All results are given in number of calls per second. By default, the benchmark code repeats each goal up to 100000 times in order to get more accurate results. The last column shows the trade-off between plain Prolog (d2) and Logtalk using static binding (d3).

Apple MacBook Pro 15.4" 2.9 GHz Intel Core i7, 16GB RAM, macOS 10.13.4.

Prolog compiler      d1           d2           d3           d4           d5         d3/d2   
B-Prolog 8.1 10068 1204819 1098901 487805 1111111 91.2 %
CxProlog 0.98.2 1889 47158 29920 29835 32284 63.4 %
ECLiPSe 7.0#41 6741 877645 837332 439951 846068 95.4 %
GNU Prolog 1.4.5 12641 60423 65703 61050 64893 108.7 %
Qu-Prolog 10.0 1506 103093 94340 84746 93458 91.5 %
SICStus Prolog 4.4.1 12868 1666667 1587302 1020408 1562500 95.2 %
SWI-Prolog 7.7.13 (64 bits) 8393 641363 611195 478419 617894 95.3 %
XSB 3.8.0+ (svn, 64 bits) 2396 221239 228833 198807 224719 103.4 %
YAP 6.3.5 (git, 64 bits) 2668 268097 256410 219298 259067 95.6 %

Remarks

  • It's surprisingly difficult to get stable results, specially with some Prolog compilers. One the reasons seems to be the operating-system constant shuffling of processes between the cores.

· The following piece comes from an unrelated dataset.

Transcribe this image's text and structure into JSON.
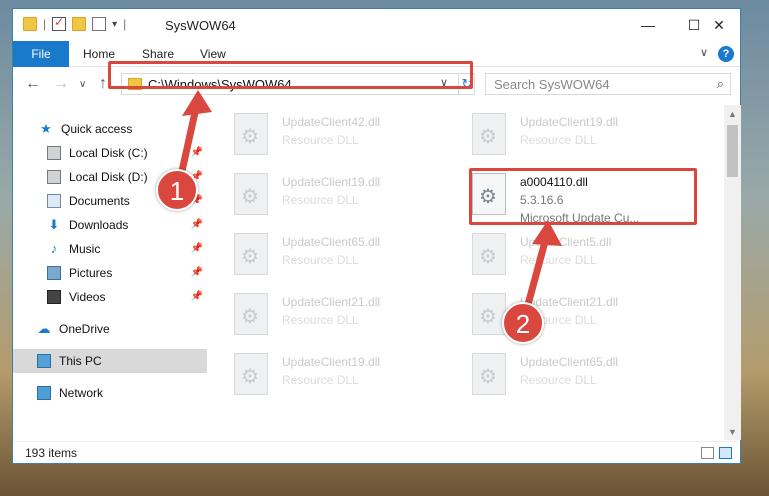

  • Some results are odd, either above the expected maximum (100% of plain Prolog performance) or much lower than what's reasonable to expect. This happens mostly on the most simple benchmark goals. Benchmarks where a more significant amount of work is performed seem to be more (but not complete) immune to these issues.
  • All benchmark tests use the default memory allocation for the different program areas. Changing the size of these program areas can have a big impact on the benchmark results (e.g. increasing stack size to avoid wasting time expanding the stack or doing garbage collection).

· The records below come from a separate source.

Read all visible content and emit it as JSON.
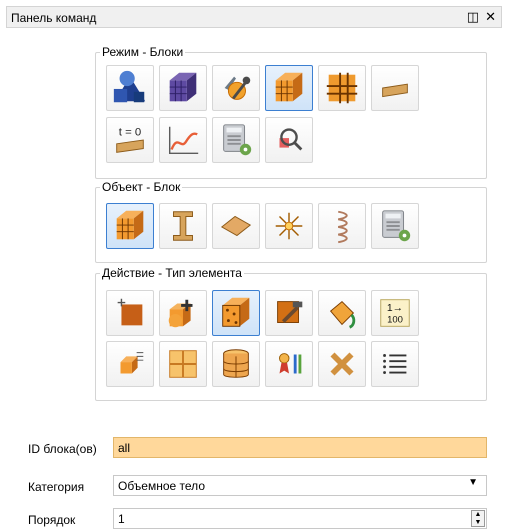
{
  "panel": {
    "title": "Панель команд",
    "float_icon": "float-icon",
    "close_icon": "close-icon"
  },
  "groups": {
    "mode": {
      "title": "Режим - Блоки",
      "buttons": [
        {
          "icon": "geometry-shapes-icon",
          "active": false
        },
        {
          "icon": "mesh-block-icon",
          "active": false
        },
        {
          "icon": "block-tools-icon",
          "active": false
        },
        {
          "icon": "orange-block-icon",
          "active": true
        },
        {
          "icon": "cross-grid-icon",
          "active": false
        },
        {
          "icon": "beam-section-icon",
          "active": false
        },
        {
          "icon": "initial-time-icon",
          "active": false,
          "label": "t = 0"
        },
        {
          "icon": "curve-graph-icon",
          "active": false
        },
        {
          "icon": "calculator-settings-icon",
          "active": false
        },
        {
          "icon": "search-inspect-icon",
          "active": false
        }
      ]
    },
    "object": {
      "title": "Объект - Блок",
      "buttons": [
        {
          "icon": "orange-block-icon",
          "active": true
        },
        {
          "icon": "i-beam-icon",
          "active": false
        },
        {
          "icon": "shell-plate-icon",
          "active": false
        },
        {
          "icon": "point-star-icon",
          "active": false
        },
        {
          "icon": "spring-icon",
          "active": false
        },
        {
          "icon": "calculator-settings-icon",
          "active": false
        }
      ]
    },
    "action": {
      "title": "Действие - Тип элемента",
      "buttons": [
        {
          "icon": "new-block-icon",
          "active": false
        },
        {
          "icon": "add-block-icon",
          "active": false
        },
        {
          "icon": "element-type-block-icon",
          "active": true
        },
        {
          "icon": "hammer-edit-icon",
          "active": false
        },
        {
          "icon": "paint-bucket-icon",
          "active": false
        },
        {
          "icon": "renumber-icon",
          "active": false,
          "label_top": "1→",
          "label_bottom": "100"
        },
        {
          "icon": "small-block-list-icon",
          "active": false
        },
        {
          "icon": "split-block-icon",
          "active": false
        },
        {
          "icon": "cylinder-block-icon",
          "active": false
        },
        {
          "icon": "ribbon-legend-icon",
          "active": false
        },
        {
          "icon": "delete-cross-icon",
          "active": false
        },
        {
          "icon": "list-icon",
          "active": false
        }
      ]
    }
  },
  "form": {
    "block_ids": {
      "label": "ID блока(ов)",
      "value": "all"
    },
    "category": {
      "label": "Категория",
      "value": "Объемное тело"
    },
    "order": {
      "label": "Порядок",
      "value": "1"
    }
  },
  "colors": {
    "highlight": "#ffd89b",
    "active_border": "#3c7fd1"
  }
}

  • Logtalk usually performs better with Prolog compilers with mature virtual machines when compared with Prolog compilers with younger and less optimized virtual machines. The presence, in Logtalk compiled code, of a hidden execution context predicate argument is a particular sensitive point in virtual machines optimization as this extra argument is usually passed unchanged between local predicate calls.

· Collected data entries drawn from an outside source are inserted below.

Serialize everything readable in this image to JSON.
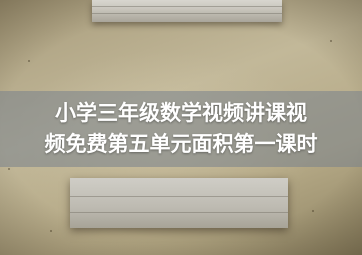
{
  "caption": {
    "line1": "小学三年级数学视频讲课视",
    "line2": "频免费第五单元面积第一课时"
  }
}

  • These are too few and too limited benchmark tests to effectively compare Prolog compiler performance. Notably, some of the Prolog versions used are development versions due to the latest stable version being either too old or containing critical bugs.
  • Processor caches sometimes result in tests one order of magnitude better than the results posted above.
  • Some of the Prolog built-in predicates used for measuring CPU time are not as accurate as we would like. Despite each benchmark goal being proved by default 100000 times, repeating the tests always show some variation on the final results. Increasing or decreasing the number of repetions may help in getting more stable results.